Lunging down the side of the tower, trying not to break a leg or an ankle on the rocks that tried to roll out from under him, Aaron hit level ground. Untying his blowing horse, he threw himself into his saddle as his brothers scrambled into theirs. From the fast glance over his shoulder, he saw the posse racing around both sides of the rock formation, trying to cut them off.
Leaving his reins on his bay’s neck, Aaron fired his rifle at their pursuers. His brothers also fired their guns, two horses belonging to the posse tumbled tails over noses, their riders thrown into the dirt. The rest fell back, slowing their mounts, turning back to see to the injured.
“Woohoo!” George screamed in triumph. “We’re free!”
Aaron ground his teeth. “We aren’t in the clear yet, stupid,” he barked. “They’ll be out for blood now, and nothing will stop them this time.”
“They’ll be after us again within an hour,” Franklin said, his tone grim, dust covering the lenses of his spectacles. “Their horses are better than ours. It won’t take ‘em long to catch up.”
Aaron slowed his gasping mount, thinking to spare them as much as possible until they could find fresh horses. “Isn’t there a town around here?” he asked.
Elmer jerked his thumb over his shoulder, scowling. “We just left it.”
Frustrated, Aaron stood in his stirrups, trying to see what may lie ahead of them. “Surely, there are some ranches where we might steal fresh horses around here.”

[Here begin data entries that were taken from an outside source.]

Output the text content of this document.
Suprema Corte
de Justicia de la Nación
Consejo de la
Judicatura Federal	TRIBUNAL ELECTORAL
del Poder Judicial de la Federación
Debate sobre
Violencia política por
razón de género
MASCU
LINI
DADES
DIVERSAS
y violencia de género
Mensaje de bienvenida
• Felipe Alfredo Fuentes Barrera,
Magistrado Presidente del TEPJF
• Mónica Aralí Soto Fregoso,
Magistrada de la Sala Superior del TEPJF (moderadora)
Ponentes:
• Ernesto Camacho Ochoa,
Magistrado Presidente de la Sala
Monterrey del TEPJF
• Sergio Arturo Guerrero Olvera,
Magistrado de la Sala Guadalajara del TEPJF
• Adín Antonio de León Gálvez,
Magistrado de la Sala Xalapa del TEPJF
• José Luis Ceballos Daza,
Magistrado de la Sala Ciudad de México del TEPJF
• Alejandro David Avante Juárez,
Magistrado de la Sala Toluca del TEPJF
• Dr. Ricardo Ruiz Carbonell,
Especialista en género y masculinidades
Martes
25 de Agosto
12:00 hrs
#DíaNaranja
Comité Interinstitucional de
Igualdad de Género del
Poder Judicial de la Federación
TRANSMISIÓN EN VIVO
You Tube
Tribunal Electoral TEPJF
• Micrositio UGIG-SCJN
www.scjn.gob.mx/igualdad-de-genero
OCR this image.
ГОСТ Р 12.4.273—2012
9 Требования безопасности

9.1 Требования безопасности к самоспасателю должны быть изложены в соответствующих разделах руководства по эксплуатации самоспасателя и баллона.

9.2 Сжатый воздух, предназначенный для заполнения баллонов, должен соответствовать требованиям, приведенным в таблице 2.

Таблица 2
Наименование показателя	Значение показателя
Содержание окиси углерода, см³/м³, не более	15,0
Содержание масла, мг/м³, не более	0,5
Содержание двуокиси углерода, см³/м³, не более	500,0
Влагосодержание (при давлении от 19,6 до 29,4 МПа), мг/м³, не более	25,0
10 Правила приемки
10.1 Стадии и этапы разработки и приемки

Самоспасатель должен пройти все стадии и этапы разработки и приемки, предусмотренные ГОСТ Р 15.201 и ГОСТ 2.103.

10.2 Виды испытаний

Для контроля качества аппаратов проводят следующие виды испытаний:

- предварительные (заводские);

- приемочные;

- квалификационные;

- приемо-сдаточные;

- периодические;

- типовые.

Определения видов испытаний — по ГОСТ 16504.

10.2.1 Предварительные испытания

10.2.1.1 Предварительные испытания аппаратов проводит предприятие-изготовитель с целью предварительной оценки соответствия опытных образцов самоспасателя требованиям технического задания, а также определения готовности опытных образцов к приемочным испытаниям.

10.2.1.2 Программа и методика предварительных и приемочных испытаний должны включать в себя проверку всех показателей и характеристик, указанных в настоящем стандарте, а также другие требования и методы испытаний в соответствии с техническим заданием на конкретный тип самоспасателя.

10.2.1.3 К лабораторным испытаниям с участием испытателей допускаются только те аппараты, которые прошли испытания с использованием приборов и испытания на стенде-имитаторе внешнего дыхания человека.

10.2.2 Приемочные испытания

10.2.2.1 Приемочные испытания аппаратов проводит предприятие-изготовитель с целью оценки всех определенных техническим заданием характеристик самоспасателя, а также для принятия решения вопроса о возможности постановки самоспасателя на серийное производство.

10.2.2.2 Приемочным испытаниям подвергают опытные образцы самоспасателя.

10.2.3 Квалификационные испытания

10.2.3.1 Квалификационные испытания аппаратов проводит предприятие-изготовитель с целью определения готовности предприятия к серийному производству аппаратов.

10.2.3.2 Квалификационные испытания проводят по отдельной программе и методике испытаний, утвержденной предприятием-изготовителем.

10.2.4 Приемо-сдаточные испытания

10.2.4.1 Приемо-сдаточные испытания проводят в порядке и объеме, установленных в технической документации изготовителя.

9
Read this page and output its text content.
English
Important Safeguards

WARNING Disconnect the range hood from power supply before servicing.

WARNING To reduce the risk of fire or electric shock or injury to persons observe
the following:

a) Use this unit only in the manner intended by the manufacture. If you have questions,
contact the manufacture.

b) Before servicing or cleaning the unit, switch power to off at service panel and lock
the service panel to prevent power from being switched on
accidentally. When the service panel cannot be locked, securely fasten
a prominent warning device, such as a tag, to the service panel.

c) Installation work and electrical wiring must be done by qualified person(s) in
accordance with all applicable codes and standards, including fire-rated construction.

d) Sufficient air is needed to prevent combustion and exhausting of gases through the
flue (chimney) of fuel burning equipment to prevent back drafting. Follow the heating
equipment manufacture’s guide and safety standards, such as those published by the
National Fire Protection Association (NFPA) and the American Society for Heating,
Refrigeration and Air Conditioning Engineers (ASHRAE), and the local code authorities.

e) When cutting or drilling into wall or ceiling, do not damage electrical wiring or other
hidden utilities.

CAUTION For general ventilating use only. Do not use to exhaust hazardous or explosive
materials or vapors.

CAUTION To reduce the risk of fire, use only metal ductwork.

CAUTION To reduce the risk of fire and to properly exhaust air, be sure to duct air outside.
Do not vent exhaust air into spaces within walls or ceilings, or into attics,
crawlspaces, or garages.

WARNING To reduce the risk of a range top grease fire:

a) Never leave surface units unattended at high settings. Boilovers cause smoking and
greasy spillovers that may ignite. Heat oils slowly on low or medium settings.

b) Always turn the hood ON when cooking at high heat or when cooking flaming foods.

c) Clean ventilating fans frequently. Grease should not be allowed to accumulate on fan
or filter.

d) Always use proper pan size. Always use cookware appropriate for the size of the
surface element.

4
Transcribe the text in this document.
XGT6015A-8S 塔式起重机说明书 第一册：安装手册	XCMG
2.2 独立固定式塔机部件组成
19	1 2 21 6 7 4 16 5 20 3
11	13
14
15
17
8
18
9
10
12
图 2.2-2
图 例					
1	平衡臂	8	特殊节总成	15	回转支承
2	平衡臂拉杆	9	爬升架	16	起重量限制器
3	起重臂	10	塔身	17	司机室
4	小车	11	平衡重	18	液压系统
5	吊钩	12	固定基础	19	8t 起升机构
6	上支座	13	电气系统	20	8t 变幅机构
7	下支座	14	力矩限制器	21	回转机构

To the north lay a line of low hills. Aaron reined his spent horse in that direction, keeping the animal in a swift trot, always glancing over his shoulder for signs the chase had begun again. He saw nothing but knew he soon would. “Maybe we can see something from up there,” he said, pointing to the hills.
The heat bore down on him like the weight of an anvil, sweat stinging his eyes as it poured down his face and torso. Thirst blistered his throat. Picking up his canteen from his saddle horn, he tipped his head back to let a trickle of warm water flow down it. Shaking it to determine how much remained within it, he then replaced the cap. “Not enough water,” he grumbled.
“None of us have enough,” Elmer said, taking a quick drink from his own. “We didn’t think to refill them in town.”
Swearing under his breath at their lack of foresight before riding out into the vast Texas landscape with money but nothing to keep them alive and a posse on their trail, Aaron spurred his bay up the slope of the hill. Forcing it up over the rocky ground littered with mesquite and prickly pear, he risked a glance below.
“Dammit,” he muttered. “There they are.”
The dust cloud followed them toward the hills, moving slower than they had been, yet inexorably catching up to the Dawson Gang. He could truly not estimate how many there were, but if he discounted the ones dead, injured or unhorsed, that left about a dozen gunmen to their four.
“What are we gonna do, Aaron?” George asked, staring helplessly at the cloud. “Our horses are dead on their feet.”
“We ride until they are dead. Move out.”
Blood flecked his spurs as Aaron forced the bay up and up to the crest of the hill, then cantered down the far side. Turning west again, he cantered along the ravine between the hills, always watching over his shoulder, fearing to see horsemen ride over the top behind them. His brothers loped on his heels, their faces tight and grim.
“I don’t wanna hang,” George moaned, his terror of the posse clear. “They’re gonna hang us for sure.”
“Stop whining,” Aaron snarled at him, wishing his brother rode with
in striking distance of his fist. “They’ll shoot us deader’n dog meat before they hang us.”
“I don’t wanna get shot, neither.”
“Just ride, you moron.”
On the plains to either side of them, Aaron noticed cattle grazing, too far away to be useful, but their presence told him a ranch might be nearby. Cattle ranches had horses. “Keep an eye out for the ranch,” he ordered his brothers. “It might be close.”
Behind them, the posse topped the hills, the savage sun winking on the metal of their rifles. In a wave of horseflesh, they rode down into the ravine, closer than ever if Aaron was any judge of distance. Desperate, he gazed around for any kind of cover and saw none. Fear rose from his stomach into his chest, though he kept his face grim, never letting his fear be seen.